BusinessLine’s study of data from the past five quarters reveals that the drop in margins was sharper in Q1FY23. The IT majors remain silent about demand pressures ahead as the world heads towards a possible recession and budgets are expected to contract. According to their statements to investors, the margin decline is bottoming out, mostly driven by investment in expansion and cost of attrition. They agree that the poor innings in this quarter will likely be followed by a growth trajectory.
In an investor call, Wipro CEO, Thierry Delporte, said the margin decline has bottomed out, “Our Q1 operating margins, as anticipated, were lower at 15 per cent. This is because we’re investing in solutions and capabilities to strengthen our position as a strategic partner for our clients. But we’ve also accelerated structural transformation by investment in freshers and IT, that will help drive operational efficiency and agility. The inorganic bets we made to accelerate growth are currently diluting our margin by 2.3 per cent as a reference, and at 15 per cent, we believe we have bottomed out.” He said , “our endeavour would be to come back to the guided range that we spoke about before.
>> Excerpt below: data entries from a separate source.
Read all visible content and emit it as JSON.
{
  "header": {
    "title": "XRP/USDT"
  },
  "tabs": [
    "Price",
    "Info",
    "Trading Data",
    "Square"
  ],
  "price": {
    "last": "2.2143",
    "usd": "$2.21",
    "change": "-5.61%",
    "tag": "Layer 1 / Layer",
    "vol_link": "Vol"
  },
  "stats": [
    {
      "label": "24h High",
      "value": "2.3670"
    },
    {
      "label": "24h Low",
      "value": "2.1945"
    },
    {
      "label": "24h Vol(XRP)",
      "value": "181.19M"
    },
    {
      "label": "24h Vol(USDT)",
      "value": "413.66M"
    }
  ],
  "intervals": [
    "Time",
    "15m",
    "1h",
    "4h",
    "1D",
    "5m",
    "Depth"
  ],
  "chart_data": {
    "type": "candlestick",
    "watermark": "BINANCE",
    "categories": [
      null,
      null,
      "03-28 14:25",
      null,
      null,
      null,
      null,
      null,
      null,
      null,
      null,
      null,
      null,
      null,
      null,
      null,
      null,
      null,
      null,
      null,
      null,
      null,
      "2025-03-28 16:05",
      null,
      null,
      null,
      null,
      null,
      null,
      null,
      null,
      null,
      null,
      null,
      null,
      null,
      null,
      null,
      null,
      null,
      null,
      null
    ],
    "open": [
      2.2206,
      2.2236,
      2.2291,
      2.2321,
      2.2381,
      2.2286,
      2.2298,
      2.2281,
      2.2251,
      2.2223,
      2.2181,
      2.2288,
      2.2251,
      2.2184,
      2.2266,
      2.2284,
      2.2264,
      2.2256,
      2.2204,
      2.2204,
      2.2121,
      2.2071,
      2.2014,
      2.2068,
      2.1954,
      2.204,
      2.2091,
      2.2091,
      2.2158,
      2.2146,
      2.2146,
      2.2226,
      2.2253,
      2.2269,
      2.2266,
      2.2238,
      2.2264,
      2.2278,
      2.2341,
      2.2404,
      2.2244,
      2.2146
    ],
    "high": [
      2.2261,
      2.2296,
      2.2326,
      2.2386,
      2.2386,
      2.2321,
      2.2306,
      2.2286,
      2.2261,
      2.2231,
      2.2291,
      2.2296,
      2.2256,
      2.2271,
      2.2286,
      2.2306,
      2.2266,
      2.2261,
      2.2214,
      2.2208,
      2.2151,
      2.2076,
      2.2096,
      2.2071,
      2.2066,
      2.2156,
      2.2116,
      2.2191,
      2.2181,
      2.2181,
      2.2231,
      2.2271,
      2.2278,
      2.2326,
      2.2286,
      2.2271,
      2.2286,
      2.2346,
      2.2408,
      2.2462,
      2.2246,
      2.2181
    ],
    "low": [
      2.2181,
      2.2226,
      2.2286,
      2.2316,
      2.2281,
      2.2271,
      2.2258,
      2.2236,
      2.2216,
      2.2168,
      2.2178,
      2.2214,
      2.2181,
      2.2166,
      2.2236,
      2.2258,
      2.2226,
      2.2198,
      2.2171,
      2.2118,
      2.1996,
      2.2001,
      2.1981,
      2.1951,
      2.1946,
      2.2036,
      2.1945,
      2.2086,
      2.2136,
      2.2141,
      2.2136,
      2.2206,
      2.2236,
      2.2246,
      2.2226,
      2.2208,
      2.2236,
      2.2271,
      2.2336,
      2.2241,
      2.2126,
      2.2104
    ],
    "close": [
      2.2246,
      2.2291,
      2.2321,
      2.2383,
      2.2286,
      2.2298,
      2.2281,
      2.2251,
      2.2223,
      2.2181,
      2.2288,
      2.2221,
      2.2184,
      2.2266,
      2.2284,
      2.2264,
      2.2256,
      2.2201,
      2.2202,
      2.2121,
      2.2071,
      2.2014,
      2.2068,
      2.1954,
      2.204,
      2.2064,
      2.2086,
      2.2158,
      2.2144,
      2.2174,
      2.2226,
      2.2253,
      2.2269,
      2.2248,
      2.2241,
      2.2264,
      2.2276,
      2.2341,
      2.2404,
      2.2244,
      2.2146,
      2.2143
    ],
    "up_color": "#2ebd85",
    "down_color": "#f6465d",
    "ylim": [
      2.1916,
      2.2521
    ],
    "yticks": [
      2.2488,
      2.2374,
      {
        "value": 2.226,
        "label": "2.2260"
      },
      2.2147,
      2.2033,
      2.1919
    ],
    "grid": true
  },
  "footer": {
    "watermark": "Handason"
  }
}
However, we will calibrate it every quarter, we are not giving a time window or by when we will come back.”
Chief Financial Officer, TCS, Samir Seksaria, said the annualised increments given on April 1 majorly contributed to margin contraction. He noted , “Our target is we expect that it would be on an increasing trajectory. And that has been the usual trend, except for last year. Our target is that it should improve and we should get closer to what we exited in Q4.”
HCL Tech also noted that margin pressure was due to transition and talent costs. The CEO, C Vijaykumar, said they hope margins recover from Q2 of fiscal 2023. “ Q1 has been the lowest margin quarter across the last 2-3 years. I think that’s a trend that we will see. And whenever we have had a salary increase, we have offset the increased salary spend through optimisation, because if yousee the sequence, in April, the productivity step-downs happened, and some of the related cost-outs also happened at that time. And they really start showing more results in Q2, when the salary increase also hits. Generally, we’ve seen an improving trend from Q2 onwards, and we hope to see the same this year as well,” he said.